A chi dice di essere realisti ed accettare il nuovo campo governativo
 come unica soluzione possibile, rispondiamo che questa “politica
 dell’emergenza” è una soluzione ancora meno realistica del problema e
 non fa altro che costruire campi e muri ovunque.

Ormai vige la “normalizzazione dell’emergenza” e la sua regola generale
 è la “gestione di esseri umani, tramutati in merce da smistare, una
 volta “differenziati e catalogati" condannando le persone ad essere
 utenti passivi e non  capaci di determinare le proprie vite.

Si creano così le condizioni per decidere chi ha il diritto di
 sopravvivere e chi solo quello di scomparire nella maniera più
 silenziosa possibile.

Anche se sappiamo benissimo che le persone non sono tutte uguali,
 rifiutiamo la visione moraleggiante che divide i migranti buoni da
 quelli cattivi, i profughi dai migranti economici, che seleziona
 soggetti idonei alla riproduzione del loro stesso sfruttamento dai
 soggetti devianti, insubordinati, di troppo.

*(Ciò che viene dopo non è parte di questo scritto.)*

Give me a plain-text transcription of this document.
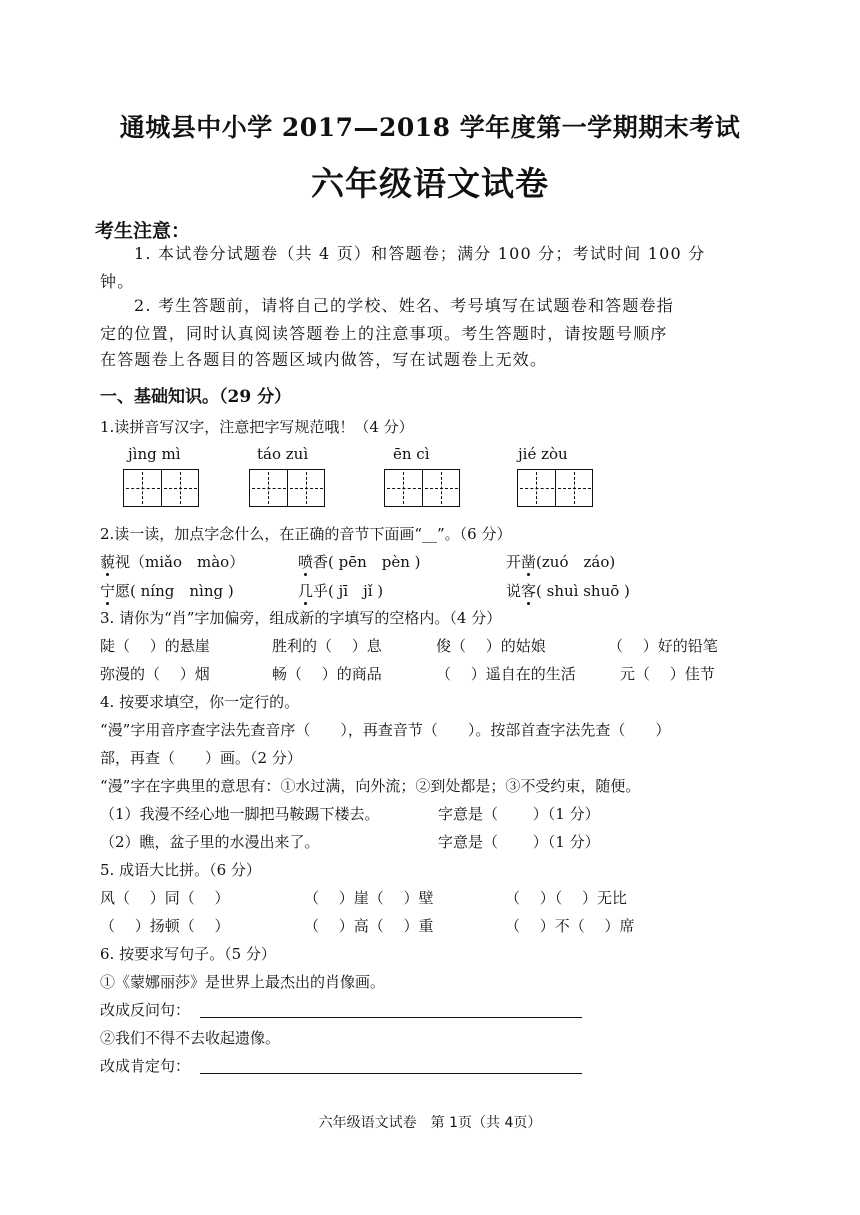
通城县中小学 2017—2018 学年度第一学期期末考试
六年级语文试卷
考生注意：
1. 本试卷分试题卷（共 4 页）和答题卷；满分 100 分；考试时间 100 分
钟。
2. 考生答题前，请将自己的学校、姓名、考号填写在试题卷和答题卷指
定的位置，同时认真阅读答题卷上的注意事项。考生答题时，请按题号顺序
在答题卷上各题目的答题区域内做答，写在试题卷上无效。
一、基础知识。（29 分）
1.读拼音写汉字，注意把字写规范哦！（4 分）
jìng mì	táo zuì	ēn cì	jié zòu
2.读一读，加点字念什么，在正确的音节下面画“__”。（6 分）
藐视（miǎo　mào）	喷香( pēn　pèn )	开凿(zuó　záo)
宁愿( níng　nìng )	几乎( jī　jǐ )	说客( shuì shuō )
3. 请你为“肖”字加偏旁，组成新的字填写的空格内。（4 分）
陡（　 ）的悬崖	胜利的（　 ）息	俊（　 ）的姑娘	（　 ）好的铅笔
弥漫的（　 ）烟	畅（　 ）的商品	（　 ）遥自在的生活	元（　 ）佳节
4. 按要求填空，你一定行的。
“漫”字用音序查字法先查音序（　　），再查音节（　　）。按部首查字法先查（　　）
部，再查（　　）画。（2 分）
“漫”字在字典里的意思有：①水过满，向外流；②到处都是；③不受约束，随便。
（1）我漫不经心地一脚把马鞍踢下楼去。	字意是（　　 ）（1 分）
（2）瞧，盆子里的水漫出来了。	字意是（　　 ）（1 分）
5. 成语大比拼。（6 分）
风（　 ）同（　 ）	（　 ）崖（　 ）壁	（　 ）（　 ）无比
（　 ）扬顿（　 ）	（　 ）高（　 ）重	（　 ）不（　 ）席
6. 按要求写句子。（5 分）
①《蒙娜丽莎》是世界上最杰出的肖像画。
改成反问句：
②我们不得不去收起遗像。
改成肯定句：
六年级语文试卷　第 1页（共 4页）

La violenza del confine e la frustrazione di progetti di vita spezzati  non preoccupa nessuno?

Si tratta della stessa violenza di chi arriva a negare persino il cibo,
 pur di spezzare la determinazione e la resistenza di chi è perennemente
 senza voce; è lo scandalo di una presa di parola di questi soggetti
che  tanto imbarazza la nostra società.

Chi è complice della resistenza, poi, va immediatamente additato ed
 allontanato: ecco la reale funzione delle denunce in arrivo e dei fogli
 di via che la Questura ha emesso nei confronti di alcuni solidali.



Lo sgombero del campo spontaneo non ha risolto il problema.

Il campo governativo continua a non essere una soluzione.

Aprire il confine e fermare le deportazioni sono le prime cose da fare.